A challenge in any analysis looking at multiple higher education institutions is that each institution may have different labels for the same course - ENG101 may be "Composition I" at one institution but "Thinking Like an Engineer" at another. Ford School professor Kevin Stange wants to use various machine learning approaches to classify all courses in a systematic way using the text of course subjects, titles, and descriptions that will facilitate cross-institution analysis of the content and consequences of students' college courses. A recent award from Michigan Institute for Data Science (MIDAS) will help him in his efforts.
Stange is co-leading the College and Beyond II: Outcomes of a Liberal Arts Education project, with Ford School professor Paul Courant among others a 3½ year initiative at U-M’s Inter-university Consortium for Political and Social Research (ICPSR). The machine learning algorithm will aim to classify the content of more than 50 million courses taken by two million students from multiple institutions into an existing hierarchical taxonomy called the College Course Map (CCM). The widespread adoption of a standard course content system (whether CCM or others) has been hampered by two daunting tasks: the sheer scale of human intervention typically required to manually classify thousands of unique courses within an institution and a lack of standardization of course subjects and numbering across multiple institutions.

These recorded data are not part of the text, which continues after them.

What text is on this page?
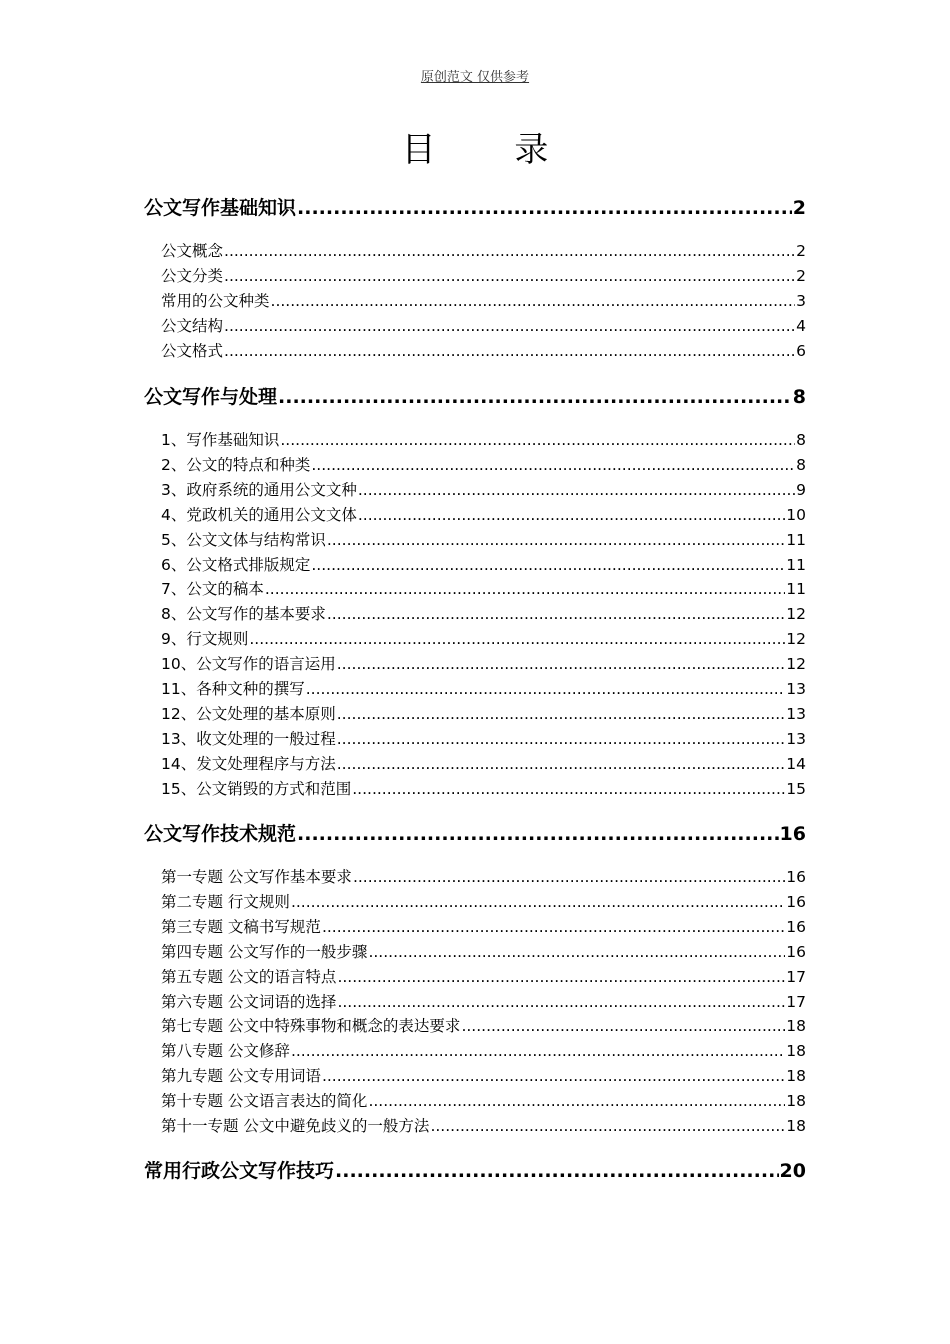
原创范文 仅供参考
目 录
公文写作基础知识 .....	2
公文概念 .....	2
公文分类 .....	2
常用的公文种类 .....	3
公文结构 .....	4
公文格式 .....	6
公文写作与处理 .....	8
1、写作基础知识 .....	8
2、公文的特点和种类 .....	8
3、政府系统的通用公文文种 .....	9
4、党政机关的通用公文文体 .....	10
5、公文文体与结构常识 .....	11
6、公文格式排版规定 .....	11
7、公文的稿本 .....	11
8、公文写作的基本要求 .....	12
9、行文规则 .....	12
10、公文写作的语言运用 .....	12
11、各种文种的撰写 .....	13
12、公文处理的基本原则 .....	13
13、收文处理的一般过程 .....	13
14、发文处理程序与方法 .....	14
15、公文销毁的方式和范围 .....	15
公文写作技术规范 .....	16
第一专题 公文写作基本要求 .....	16
第二专题 行文规则 .....	16
第三专题 文稿书写规范 .....	16
第四专题 公文写作的一般步骤 .....	16
第五专题 公文的语言特点 .....	17
第六专题 公文词语的选择 .....	17
第七专题 公文中特殊事物和概念的表达要求 .....	18
第八专题 公文修辞 .....	18
第九专题 公文专用词语 .....	18
第十专题 公文语言表达的简化 .....	18
第十一专题 公文中避免歧义的一般方法 .....	18
常用行政公文写作技巧 .....	20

The MIDAS award, a Propelling Original Data Science (PODS) grant, “strongly encourages works that transform research domains through data science and AI, works that improve the reproducibility of research, and works that promise major impact and potential for significant expansion.”
“We are thrilled by the many brilliant research ideas in the large number of submitted proposals and wish that we could fund many more. The diverse range of research that MIDAS is able to fund demonstrates the strength of data science and AI research at U-M,” says Dr. H. V. Jagadish, MIDAS Director.
Stange, who is also faculty co-director of the Education Policy Initiative, says, “This project represents a transformative use of data science in the domain of educational scholarship and practice by making CCM classification possible on a previously unimagined scale.”
“The MIDAS funding will also facilitate our application for major external grant funding to hopefully scale up the classification approach to include additional features, test it on additional applications, and maybe even develop an open-source software package that will be made widely available through ICPSR to be used by postsecondary institutions and researchers,” he adds.